A car accident killing Martha’s sister leaves Lina (Maxime Foerste), her stubborn eight-year-old daughter, in her care. The Italian father Giuseppe has no idea he fathered a daughter and lives in an undisclosed part of Italy, but because the girl wants to live with her father Martha promises that she will try everything possible to contact him. The main part of the film tells about the difficulties Martha has in relating to her niece, who is still very upset about her loss and becomes difficult to talk to. Lina does poorly in school, refuses to eat, and since she can’t get a dependable babysitter and the girl can’t be left alone at night when Martha’s at work, Martha therefore has to take her to work which causes some additional problems. The starchy restaurant owner (Canonica) hires a master Italian sous-chef, Mario (Sergio Castellitto), to help Martha, but he has the opposite personality and disturbs her by bringing his free-spirited fun-loving lifestyle of laughter and song into the kitchen. The first time he pops his beaming self into the kitchen, you know his part in the film is to be the love interest of Martha. He also melts the chill Lina has in her period of mourning and through his charm gets her to eat some of his spaghetti offerings. He courts Martha by preparing tasty Italian meals of pasta, roasted peppers, and sauted eggplant, and in his climax move he blindfolds her and gets her to name the ingredients in the soup he specially prepared for her.

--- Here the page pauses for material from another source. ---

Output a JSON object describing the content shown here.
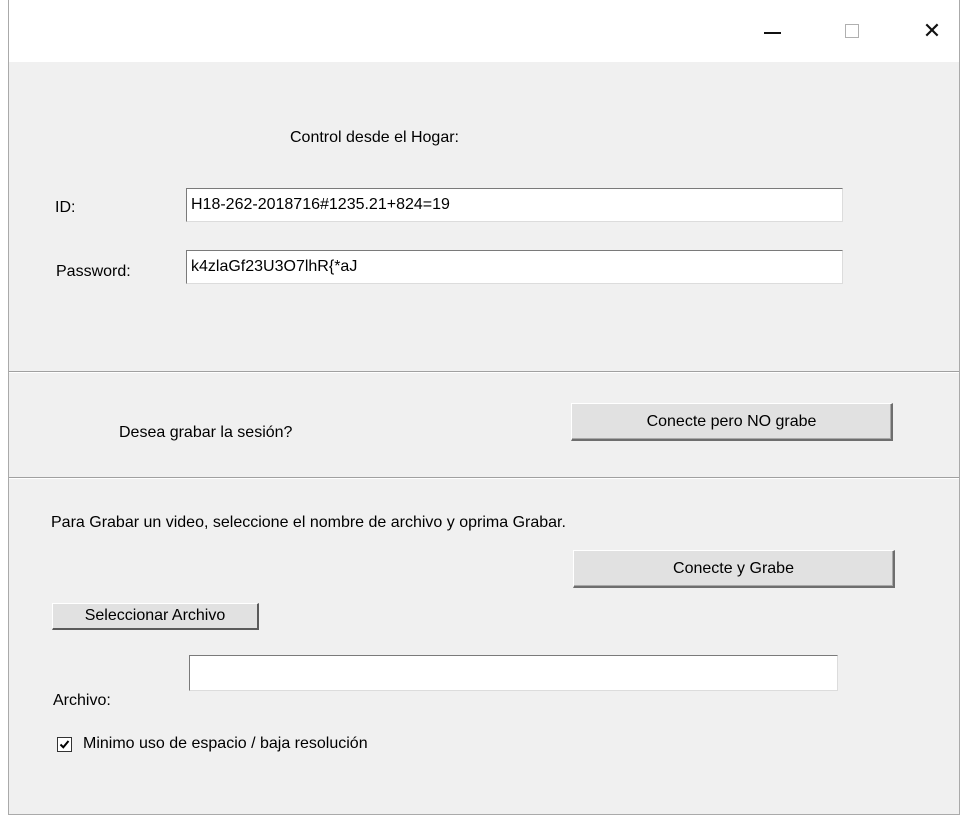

Of course, Martha is transformed by the love she shows to Lina and will receive that love back after the headstrong girl warms up to her. This proves to better therapy than the one she is receiving from her Freudian shrink (Zirner). To him, Martha only talks about the dishes she prepared.

The shots of Hamburg in all its dull tidiness and cold greyness were handsomely done. But what proved to be the film’s lifeforce was Foerste’s Lina, her performance was an emotionally rich and realistic portrait of a little girl who is confused by the tragedy that befell her and acts appropriately as a girl her age might under such trying circumstances. Sergio Castellitto was lively as the good-hearted lover, while Martina Gedeck was convincing as the compulsive chef who also had a big heart. Though this romantic comedy had the right message about bringing passion to one’s life as the true ingredient that keeps one human, it nevertheless failed to say anything except what was obvious. Mostly Martha got stuck in how predictable everything was and the sitcom happy ending with wedding bells about to ring, left the film simmering in that cliché. It also was left lingering with too many overdone scenes with Martha going into a funk over a messy kitchen and unrealistically tearing into customers who complain about her cooking. This mostly food-as-metaphor-for-life story, never got past the kitchen and never got past thinking how clever its metaphors were.